At Languedoc Road the route passes over Robinson Creek, then Trust Creek a few hundred metres farther on. Here the orchards and vineyards end, and the road travels through a more natural landscape, with scattered large ponderosa pines on the hillsides and a dense growth of big sagebrush on the benches. A half-kilometre from Trust Creek, a large boulder overlooks the road; its face is patterned with red-ochre pictographs.
The road makes a sharp right turn into a heavily treed gully, then continues north over a cattle guard with the water birches marking Gilser Brook on the west side of the road. At the top of the hill, the brook has been dammed to form a small reservoir surrounded by large trees. This pond is a favourite with local ducks, such as mallards and Barrow’s goldeneyes, in spring and summer. Just past the pond, Chute Lake Road angles off to the northeast, and North Naramata Road begins a long, gentle descent towards the lake. Chute Lake Road provides an alternate, but rather bumpy, route to Kelowna in summer, partly on logging roads and partly on the Kettle Valley Rail grade. To the north you can see the fire-scarred forests of Okanagan Mountain, burned in the long, hot summer of 2003. This fire burned about 250 square kilometres of forest and destroyed 239 homes in Kelowna on the north side of the mountain. Fortunately, a hastily constructed firebreak and well-timed back burn halted the fire’s southward advance on Naramata.
Chute Creek roars beneath the road, spilling out of a narrow, rocky gorge. Here the hillsides are dotted with antelope brush—this is one of the northernmost outposts of this plant, a characteristic species of dry pine forests and intermontane grasslands throughout the West. At the entrance to Paradise Ranch, the main road turns left down the hill, passing spectacular silt bluffs on its way to the lake.
western kingbird
focus Kingbirds
As you drive along Naramata Road from late April through early August, watch for western kingbirds along the power lines. These members of the flycatcher family, with their yellow bellies and black tails, are easy to spot as they perch upright on the wires. The natural habitat of the western kingbird is the open plains and ponderosa pine woodlands of the West, and the birds used to nest exclusively on the wide branches of lone pines or other trees that had gained a foothold in the grasslands. They quickly recognized the power and telephone lines that snaked across the West as a new source of nesting habitat. Look closely at each pole and you’ll see a number of their untidy grass nests stuck on to insulators or tucked in behind transformers.

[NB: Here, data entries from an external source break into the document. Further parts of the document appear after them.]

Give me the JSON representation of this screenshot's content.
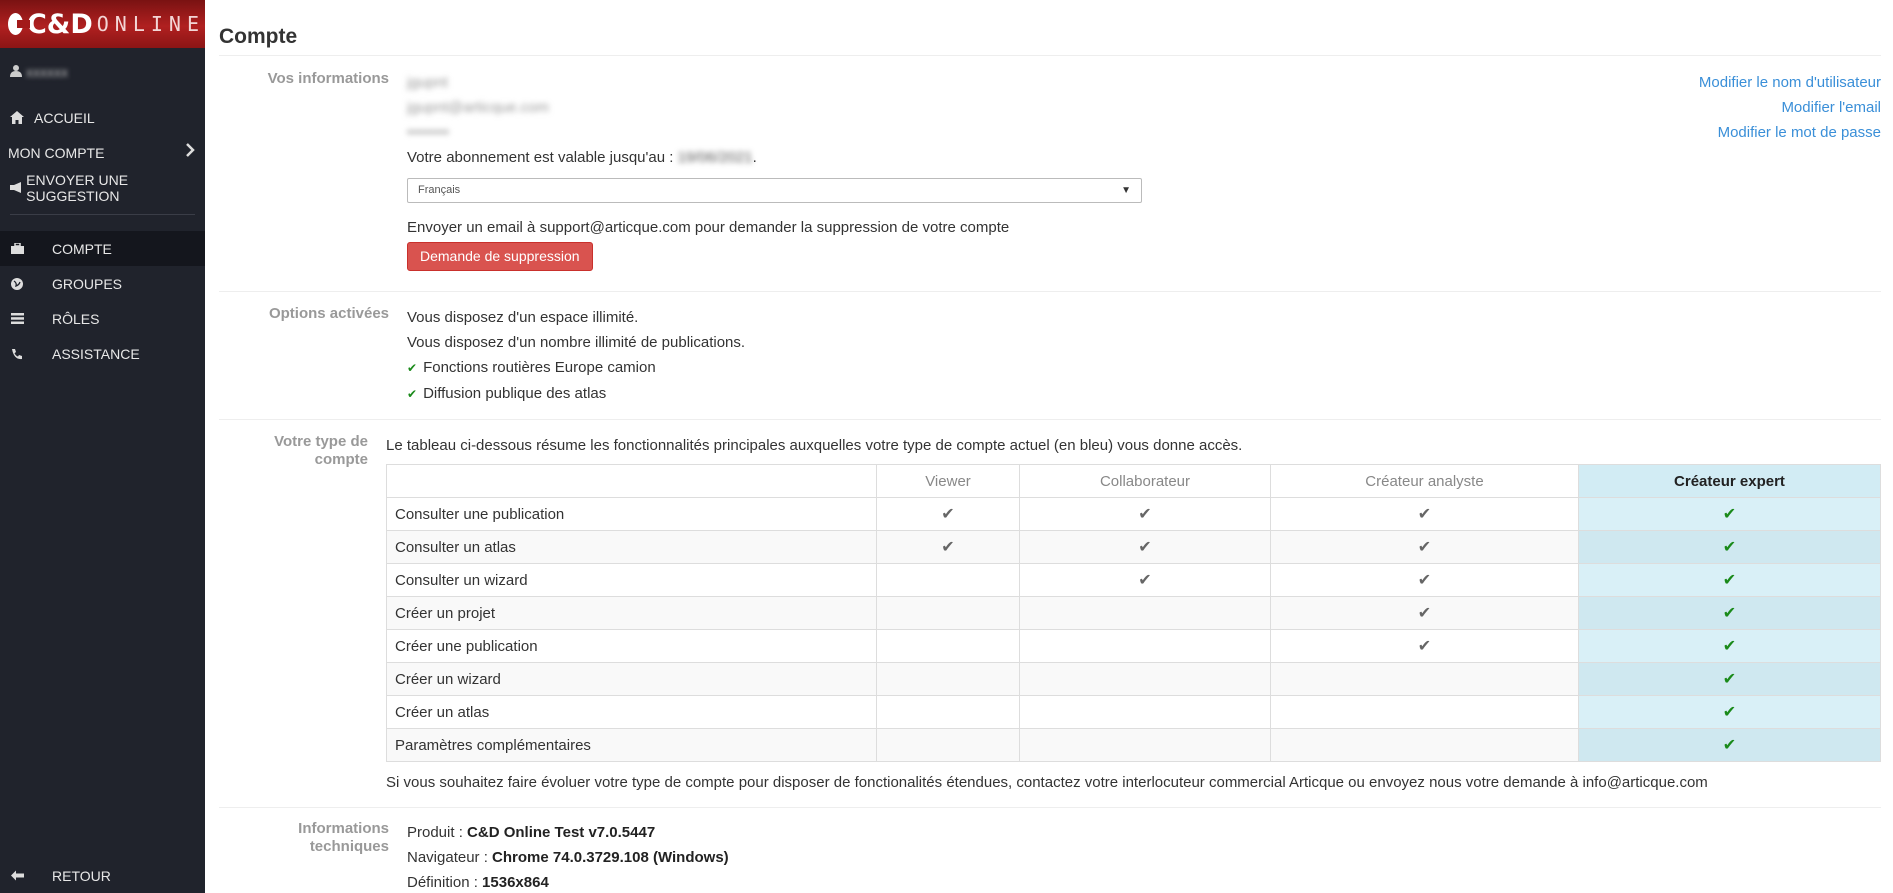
{
  "logo": {
    "main": "C&D",
    "sub": "ONLINE"
  },
  "sidebar": {
    "user_name": "xxxxxx",
    "top_items": [
      {
        "label": "ACCUEIL",
        "icon": "home-icon"
      },
      {
        "label": "MON COMPTE",
        "icon": "chevron-right-icon"
      },
      {
        "label": "ENVOYER UNE SUGGESTION",
        "icon": "megaphone-icon"
      }
    ],
    "sub_items": [
      {
        "label": "COMPTE",
        "icon": "briefcase-icon"
      },
      {
        "label": "GROUPES",
        "icon": "globe-icon"
      },
      {
        "label": "RÔLES",
        "icon": "list-icon"
      },
      {
        "label": "ASSISTANCE",
        "icon": "phone-icon"
      }
    ],
    "back_label": "RETOUR"
  },
  "page": {
    "title": "Compte"
  },
  "info": {
    "label": "Vos informations",
    "username": "jgupnt",
    "email": "jgupnt@articque.com",
    "password": "••••••••",
    "subscription_prefix": "Votre abonnement est valable jusqu'au :",
    "subscription_date": "19/06/2021",
    "language": "Français",
    "delete_text": "Envoyer un email à support@articque.com pour demander la suppression de votre compte",
    "delete_button": "Demande de suppression",
    "links": [
      "Modifier le nom d'utilisateur",
      "Modifier l'email",
      "Modifier le mot de passe"
    ]
  },
  "options": {
    "label": "Options activées",
    "lines": [
      "Vous disposez d'un espace illimité.",
      "Vous disposez d'un nombre illimité de publications."
    ],
    "checked": [
      "Fonctions routières Europe camion",
      "Diffusion publique des atlas"
    ]
  },
  "account_type": {
    "label": "Votre type de compte",
    "intro": "Le tableau ci-dessous résume les fonctionnalités principales auxquelles votre type de compte actuel (en bleu) vous donne accès.",
    "columns": [
      "Viewer",
      "Collaborateur",
      "Créateur analyste",
      "Créateur expert"
    ],
    "rows": [
      {
        "name": "Consulter une publication",
        "checks": [
          true,
          true,
          true,
          true
        ]
      },
      {
        "name": "Consulter un atlas",
        "checks": [
          true,
          true,
          true,
          true
        ]
      },
      {
        "name": "Consulter un wizard",
        "checks": [
          false,
          true,
          true,
          true
        ]
      },
      {
        "name": "Créer un projet",
        "checks": [
          false,
          false,
          true,
          true
        ]
      },
      {
        "name": "Créer une publication",
        "checks": [
          false,
          false,
          true,
          true
        ]
      },
      {
        "name": "Créer un wizard",
        "checks": [
          false,
          false,
          false,
          true
        ]
      },
      {
        "name": "Créer un atlas",
        "checks": [
          false,
          false,
          false,
          true
        ]
      },
      {
        "name": "Paramètres complémentaires",
        "checks": [
          false,
          false,
          false,
          true
        ]
      }
    ],
    "footer": "Si vous souhaitez faire évoluer votre type de compte pour disposer de fonctionalités étendues, contactez votre interlocuteur commercial Articque ou envoyez nous votre demande à info@articque.com"
  },
  "tech": {
    "label": "Informations techniques",
    "produit_label": "Produit :",
    "produit": "C&D Online Test v7.0.5447",
    "nav_label": "Navigateur :",
    "nav": "Chrome 74.0.3729.108 (Windows)",
    "def_label": "Définition :",
    "def": "1536x864"
  },
  "colors": {
    "accent": "#3a8fd8",
    "danger": "#d9534f",
    "sidebar": "#20232c",
    "highlight": "#d9f0f7",
    "check": "#1a8a1a"
  }
}
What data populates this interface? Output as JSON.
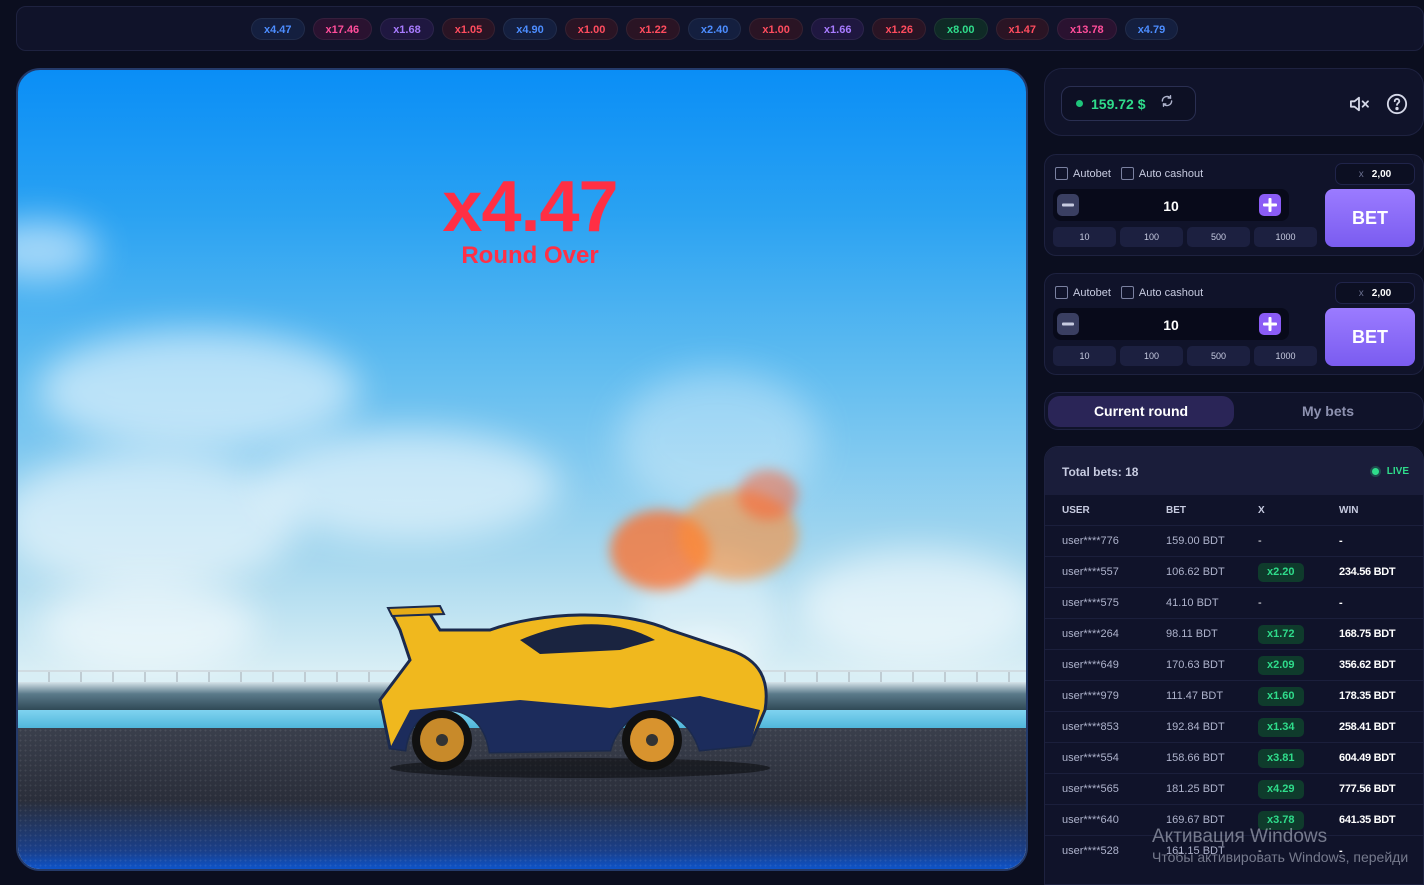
{
  "history": [
    {
      "label": "x4.47",
      "color": "blue"
    },
    {
      "label": "x17.46",
      "color": "pink"
    },
    {
      "label": "x1.68",
      "color": "purple"
    },
    {
      "label": "x1.05",
      "color": "red"
    },
    {
      "label": "x4.90",
      "color": "blue"
    },
    {
      "label": "x1.00",
      "color": "red"
    },
    {
      "label": "x1.22",
      "color": "red"
    },
    {
      "label": "x2.40",
      "color": "blue"
    },
    {
      "label": "x1.00",
      "color": "red"
    },
    {
      "label": "x1.66",
      "color": "purple"
    },
    {
      "label": "x1.26",
      "color": "red"
    },
    {
      "label": "x8.00",
      "color": "green"
    },
    {
      "label": "x1.47",
      "color": "red"
    },
    {
      "label": "x13.78",
      "color": "pink"
    },
    {
      "label": "x4.79",
      "color": "blue"
    }
  ],
  "game": {
    "multiplier": "x4.47",
    "status": "Round Over"
  },
  "balance": {
    "amount": "159.72 $"
  },
  "bet_panels": [
    {
      "autobet_label": "Autobet",
      "auto_cashout_label": "Auto cashout",
      "cashout_prefix": "x",
      "cashout_value": "2,00",
      "amount": "10",
      "quick_amounts": [
        "10",
        "100",
        "500",
        "1000"
      ],
      "bet_label": "BET"
    },
    {
      "autobet_label": "Autobet",
      "auto_cashout_label": "Auto cashout",
      "cashout_prefix": "x",
      "cashout_value": "2,00",
      "amount": "10",
      "quick_amounts": [
        "10",
        "100",
        "500",
        "1000"
      ],
      "bet_label": "BET"
    }
  ],
  "tabs": {
    "current": "Current round",
    "mine": "My bets"
  },
  "bets": {
    "total_label": "Total bets: 18",
    "live_label": "LIVE",
    "columns": {
      "user": "USER",
      "bet": "BET",
      "x": "X",
      "win": "WIN"
    },
    "rows": [
      {
        "user": "user****776",
        "bet": "159.00 BDT",
        "x": "-",
        "win": "-"
      },
      {
        "user": "user****557",
        "bet": "106.62 BDT",
        "x": "x2.20",
        "win": "234.56 BDT"
      },
      {
        "user": "user****575",
        "bet": "41.10 BDT",
        "x": "-",
        "win": "-"
      },
      {
        "user": "user****264",
        "bet": "98.11 BDT",
        "x": "x1.72",
        "win": "168.75 BDT"
      },
      {
        "user": "user****649",
        "bet": "170.63 BDT",
        "x": "x2.09",
        "win": "356.62 BDT"
      },
      {
        "user": "user****979",
        "bet": "111.47 BDT",
        "x": "x1.60",
        "win": "178.35 BDT"
      },
      {
        "user": "user****853",
        "bet": "192.84 BDT",
        "x": "x1.34",
        "win": "258.41 BDT"
      },
      {
        "user": "user****554",
        "bet": "158.66 BDT",
        "x": "x3.81",
        "win": "604.49 BDT"
      },
      {
        "user": "user****565",
        "bet": "181.25 BDT",
        "x": "x4.29",
        "win": "777.56 BDT"
      },
      {
        "user": "user****640",
        "bet": "169.67 BDT",
        "x": "x3.78",
        "win": "641.35 BDT"
      },
      {
        "user": "user****528",
        "bet": "161.15 BDT",
        "x": "-",
        "win": "-"
      }
    ]
  },
  "watermark": {
    "title": "Активация Windows",
    "subtitle": "Чтобы активировать Windows, перейди"
  },
  "icons": {
    "refresh": "refresh-icon",
    "sound": "mute-icon",
    "help": "help-icon"
  },
  "colors": {
    "accent": "#8b5cf6",
    "win_green": "#2fdc8b",
    "crash_red": "#ff2f44"
  }
}
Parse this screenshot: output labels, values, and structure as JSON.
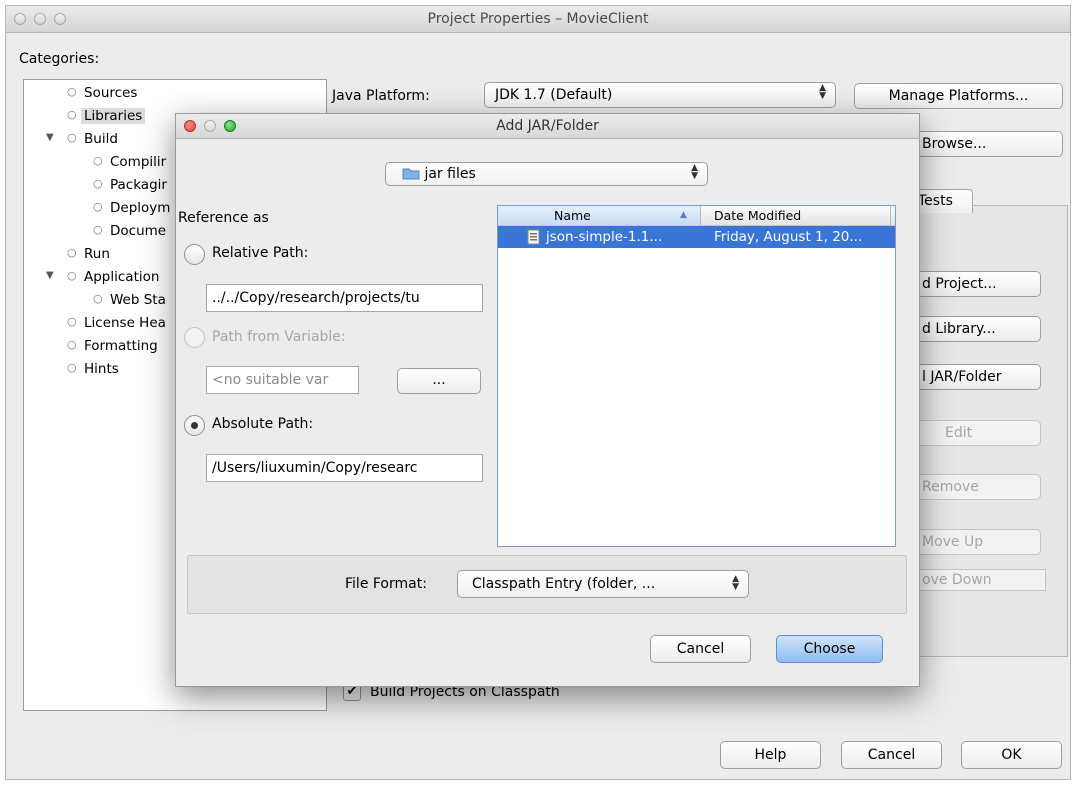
{
  "window": {
    "title": "Project Properties – MovieClient",
    "categories_label": "Categories:"
  },
  "categories": [
    {
      "label": "Sources"
    },
    {
      "label": "Libraries"
    },
    {
      "label": "Build"
    },
    {
      "label": "Compilir"
    },
    {
      "label": "Packagir"
    },
    {
      "label": "Deploym"
    },
    {
      "label": "Docume"
    },
    {
      "label": "Run"
    },
    {
      "label": "Application"
    },
    {
      "label": "Web Sta"
    },
    {
      "label": "License Hea"
    },
    {
      "label": "Formatting"
    },
    {
      "label": "Hints"
    }
  ],
  "libraries": {
    "java_platform_label": "Java Platform:",
    "java_platform_value": "JDK 1.7 (Default)",
    "manage_platforms": "Manage Platforms...",
    "browse": "Browse...",
    "tests_tab": "Tests",
    "add_project": "d Project...",
    "add_library": "d Library...",
    "add_jar_folder": "l JAR/Folder",
    "edit": "Edit",
    "remove": "Remove",
    "move_up": "Move Up",
    "move_down": "ove Down",
    "build_projects_on_classpath": "Build Projects on Classpath",
    "build_projects_checked": true
  },
  "footer": {
    "help": "Help",
    "cancel": "Cancel",
    "ok": "OK"
  },
  "dialog": {
    "title": "Add JAR/Folder",
    "folder_selector": "jar files",
    "reference_as": "Reference as",
    "relative_path_label": "Relative Path:",
    "relative_path_value": "../../Copy/research/projects/tu",
    "path_from_variable_label": "Path from Variable:",
    "path_from_variable_value": "<no suitable var",
    "variable_browse": "...",
    "absolute_path_label": "Absolute Path:",
    "absolute_path_value": "/Users/liuxumin/Copy/researc",
    "selected_option": "Absolute Path",
    "file_list": {
      "columns": [
        "Name",
        "Date Modified"
      ],
      "rows": [
        {
          "name": "json-simple-1.1...",
          "date_modified": "Friday, August 1, 20...",
          "selected": true
        }
      ]
    },
    "file_format_label": "File Format:",
    "file_format_value": "Classpath Entry (folder, ...",
    "cancel": "Cancel",
    "choose": "Choose"
  },
  "colors": {
    "selection": "#3875d7",
    "close_button": "#e0443e",
    "minimize_button": "#dea123",
    "zoom_button": "#1aab29",
    "default_button": "#a9cdf5"
  }
}
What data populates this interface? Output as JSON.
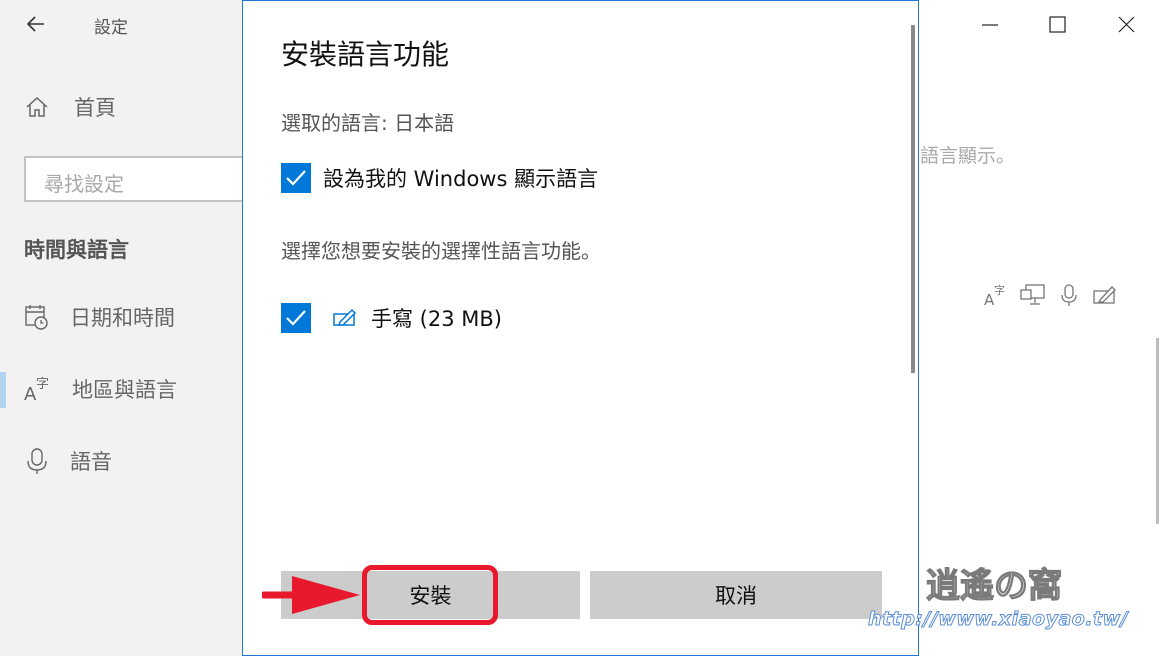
{
  "sidebar": {
    "app_title": "設定",
    "home_label": "首頁",
    "search_placeholder": "尋找設定",
    "section_title": "時間與語言",
    "items": [
      {
        "label": "日期和時間",
        "icon": "calendar-clock-icon"
      },
      {
        "label": "地區與語言",
        "icon": "language-icon",
        "selected": true
      },
      {
        "label": "語音",
        "icon": "microphone-icon"
      }
    ]
  },
  "main": {
    "desc_fragment": "語言顯示。",
    "feature_icons": [
      "language-icon",
      "display-icon",
      "microphone-icon",
      "pen-icon"
    ]
  },
  "dialog": {
    "title": "安裝語言功能",
    "selected_language": "選取的語言: 日本語",
    "display_language_label": "設為我的 Windows 顯示語言",
    "display_language_checked": true,
    "prompt": "選擇您想要安裝的選擇性語言功能。",
    "features": [
      {
        "label": "手寫 (23 MB)",
        "checked": true,
        "icon": "pen-icon"
      }
    ],
    "install_label": "安裝",
    "cancel_label": "取消"
  },
  "watermark": {
    "logo": "逍遙の窩",
    "url": "http://www.xiaoyao.tw/"
  },
  "colors": {
    "accent": "#0078d7",
    "highlight": "#e8192c",
    "button": "#cccccc"
  }
}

Kingbirds aggressively defend their nests and will readily dive on any cat that happens to wander innocently by, chattering loudly to warn all other birds of the approaching danger. Western kingbirds have white outer tail feathers to frame their black tails; the similar eastern kingbird (also common in the Okanagan) has a white belly and a white tip on its black tail. Eastern kingbirds prefer deciduous woodlands for nesting habitat and are common in older orchards; they occasionally nest on power poles but usually make their homes in large trees or shrubs.